Alles eine Frage der Haltung

Kultiviertheit ist keine Frage der Mode, sondern der Haltung. Im Zeitalter des Bauernlümmels ist das bisweilen in Vergessenheit geraten.

Max Raabe und sein Palastorchester feiern bei ihren Auftritten also nicht eine (vermeintlich) gute, alte Zeit, in der es – ganz nebenbei – sicher ebenso viele Flegel wie heute gegeben hat, sondern nutzen die Schlager- und Filmmusik der späten Zwanziger und frühen Dreißiger Jahre, um die Zeitlosigkeit von Tugenden wie Können und Witz unter Beweis zu stellen. Mit tadellosen Manieren, versteht sich.

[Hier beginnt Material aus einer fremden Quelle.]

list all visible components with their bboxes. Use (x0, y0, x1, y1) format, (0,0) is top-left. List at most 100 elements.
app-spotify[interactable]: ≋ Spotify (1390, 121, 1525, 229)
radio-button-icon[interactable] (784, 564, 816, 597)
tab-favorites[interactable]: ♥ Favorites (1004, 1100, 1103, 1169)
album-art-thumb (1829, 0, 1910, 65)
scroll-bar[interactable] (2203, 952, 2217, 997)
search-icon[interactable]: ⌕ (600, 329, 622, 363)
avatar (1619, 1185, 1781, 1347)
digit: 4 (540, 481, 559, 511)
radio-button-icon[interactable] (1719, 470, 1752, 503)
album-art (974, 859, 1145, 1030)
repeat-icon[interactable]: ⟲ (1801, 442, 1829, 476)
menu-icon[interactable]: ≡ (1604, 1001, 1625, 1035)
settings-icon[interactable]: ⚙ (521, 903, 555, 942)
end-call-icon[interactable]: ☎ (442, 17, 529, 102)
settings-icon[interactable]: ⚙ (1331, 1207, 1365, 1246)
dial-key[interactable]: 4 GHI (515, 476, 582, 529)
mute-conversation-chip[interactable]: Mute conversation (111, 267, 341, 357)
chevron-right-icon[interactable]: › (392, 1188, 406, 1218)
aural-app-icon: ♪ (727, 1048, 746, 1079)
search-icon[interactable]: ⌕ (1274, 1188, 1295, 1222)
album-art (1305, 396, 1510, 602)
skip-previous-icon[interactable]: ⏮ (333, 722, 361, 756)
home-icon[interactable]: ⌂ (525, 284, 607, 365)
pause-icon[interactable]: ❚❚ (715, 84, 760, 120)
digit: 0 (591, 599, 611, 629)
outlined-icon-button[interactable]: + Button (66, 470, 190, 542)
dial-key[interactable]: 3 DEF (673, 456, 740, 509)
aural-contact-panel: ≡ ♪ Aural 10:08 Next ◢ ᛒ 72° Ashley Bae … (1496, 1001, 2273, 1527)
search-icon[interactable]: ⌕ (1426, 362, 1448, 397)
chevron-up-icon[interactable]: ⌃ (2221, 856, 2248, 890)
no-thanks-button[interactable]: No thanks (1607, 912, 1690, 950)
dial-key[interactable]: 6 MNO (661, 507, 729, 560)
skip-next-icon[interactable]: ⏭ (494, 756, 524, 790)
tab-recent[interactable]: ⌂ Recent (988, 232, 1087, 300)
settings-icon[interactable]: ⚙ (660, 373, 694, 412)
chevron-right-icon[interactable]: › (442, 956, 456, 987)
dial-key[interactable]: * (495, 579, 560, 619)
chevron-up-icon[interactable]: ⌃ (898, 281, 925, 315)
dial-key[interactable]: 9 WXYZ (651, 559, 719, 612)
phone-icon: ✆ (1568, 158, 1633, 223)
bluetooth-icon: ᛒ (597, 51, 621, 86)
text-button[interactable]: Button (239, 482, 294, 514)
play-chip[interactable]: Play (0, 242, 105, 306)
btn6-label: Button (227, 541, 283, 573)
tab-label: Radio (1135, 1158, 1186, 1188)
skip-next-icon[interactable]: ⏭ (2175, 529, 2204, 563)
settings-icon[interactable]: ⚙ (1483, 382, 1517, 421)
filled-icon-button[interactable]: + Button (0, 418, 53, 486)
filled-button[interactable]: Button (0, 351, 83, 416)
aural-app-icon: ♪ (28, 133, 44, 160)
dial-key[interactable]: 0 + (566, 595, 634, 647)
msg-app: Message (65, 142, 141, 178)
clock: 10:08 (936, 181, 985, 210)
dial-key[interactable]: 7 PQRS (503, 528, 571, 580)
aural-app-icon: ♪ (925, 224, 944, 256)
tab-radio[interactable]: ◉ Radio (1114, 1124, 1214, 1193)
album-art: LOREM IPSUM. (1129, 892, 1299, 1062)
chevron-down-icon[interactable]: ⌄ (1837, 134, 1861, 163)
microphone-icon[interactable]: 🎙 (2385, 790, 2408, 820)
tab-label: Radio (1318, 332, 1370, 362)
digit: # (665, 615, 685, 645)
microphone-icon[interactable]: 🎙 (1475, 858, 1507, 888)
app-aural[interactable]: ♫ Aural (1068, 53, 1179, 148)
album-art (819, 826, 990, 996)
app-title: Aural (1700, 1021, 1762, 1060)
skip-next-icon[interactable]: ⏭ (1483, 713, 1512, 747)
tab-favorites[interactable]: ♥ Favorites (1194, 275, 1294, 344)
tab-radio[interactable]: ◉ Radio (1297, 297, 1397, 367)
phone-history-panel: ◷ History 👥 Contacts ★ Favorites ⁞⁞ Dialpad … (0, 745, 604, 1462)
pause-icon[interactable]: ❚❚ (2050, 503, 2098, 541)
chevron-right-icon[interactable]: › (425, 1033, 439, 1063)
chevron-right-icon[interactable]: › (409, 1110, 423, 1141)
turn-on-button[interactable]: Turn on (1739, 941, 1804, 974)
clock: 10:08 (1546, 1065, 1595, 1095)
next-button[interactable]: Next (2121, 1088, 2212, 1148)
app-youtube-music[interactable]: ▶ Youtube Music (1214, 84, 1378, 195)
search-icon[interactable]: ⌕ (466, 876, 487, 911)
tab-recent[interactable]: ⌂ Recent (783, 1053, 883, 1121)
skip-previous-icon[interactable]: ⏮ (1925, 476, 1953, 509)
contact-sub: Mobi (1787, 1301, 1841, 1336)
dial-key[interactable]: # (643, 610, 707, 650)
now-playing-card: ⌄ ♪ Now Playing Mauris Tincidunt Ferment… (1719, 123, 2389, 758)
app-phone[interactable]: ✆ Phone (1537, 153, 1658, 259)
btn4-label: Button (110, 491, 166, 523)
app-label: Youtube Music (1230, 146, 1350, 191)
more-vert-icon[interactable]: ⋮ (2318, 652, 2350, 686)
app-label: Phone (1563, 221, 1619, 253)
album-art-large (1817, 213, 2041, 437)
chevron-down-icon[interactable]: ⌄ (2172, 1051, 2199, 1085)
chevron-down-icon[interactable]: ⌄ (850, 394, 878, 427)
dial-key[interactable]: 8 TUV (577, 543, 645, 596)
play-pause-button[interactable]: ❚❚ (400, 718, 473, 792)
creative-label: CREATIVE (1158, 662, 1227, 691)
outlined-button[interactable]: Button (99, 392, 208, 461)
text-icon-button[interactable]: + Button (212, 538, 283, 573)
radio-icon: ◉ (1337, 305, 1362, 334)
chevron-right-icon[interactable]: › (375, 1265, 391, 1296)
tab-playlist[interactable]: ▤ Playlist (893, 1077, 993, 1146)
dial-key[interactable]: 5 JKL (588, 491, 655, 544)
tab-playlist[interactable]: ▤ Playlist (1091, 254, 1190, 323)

Damit lässt sich punkten, in New Yorks ehrwürdiger Carnegie Hall wie auch in Offenbachs Stadthalle, die zwar gewiss nicht das Flair erstgenannter Kulturstätte, aber bei Raabes nahezu ausverkauftem Konzert auf jeden Fall ein ähnlich begeistertes Publikum bieten konnte. „Heute Nacht oder nie“ lautet der Titel des jüngsten Live-Albums der Berliner und das gleichnamige Lied stimmte auf ein Programm voller Evergreens ein, die vordergründig ein gemeinsames Thema, die Liebe nämlich, verband. Die ist bekanntlich ein seltsam’ Ding, worüber sich so mancher zunächst harmlos daherkommende Schlager mit gehörigem Wortwitz auslässt.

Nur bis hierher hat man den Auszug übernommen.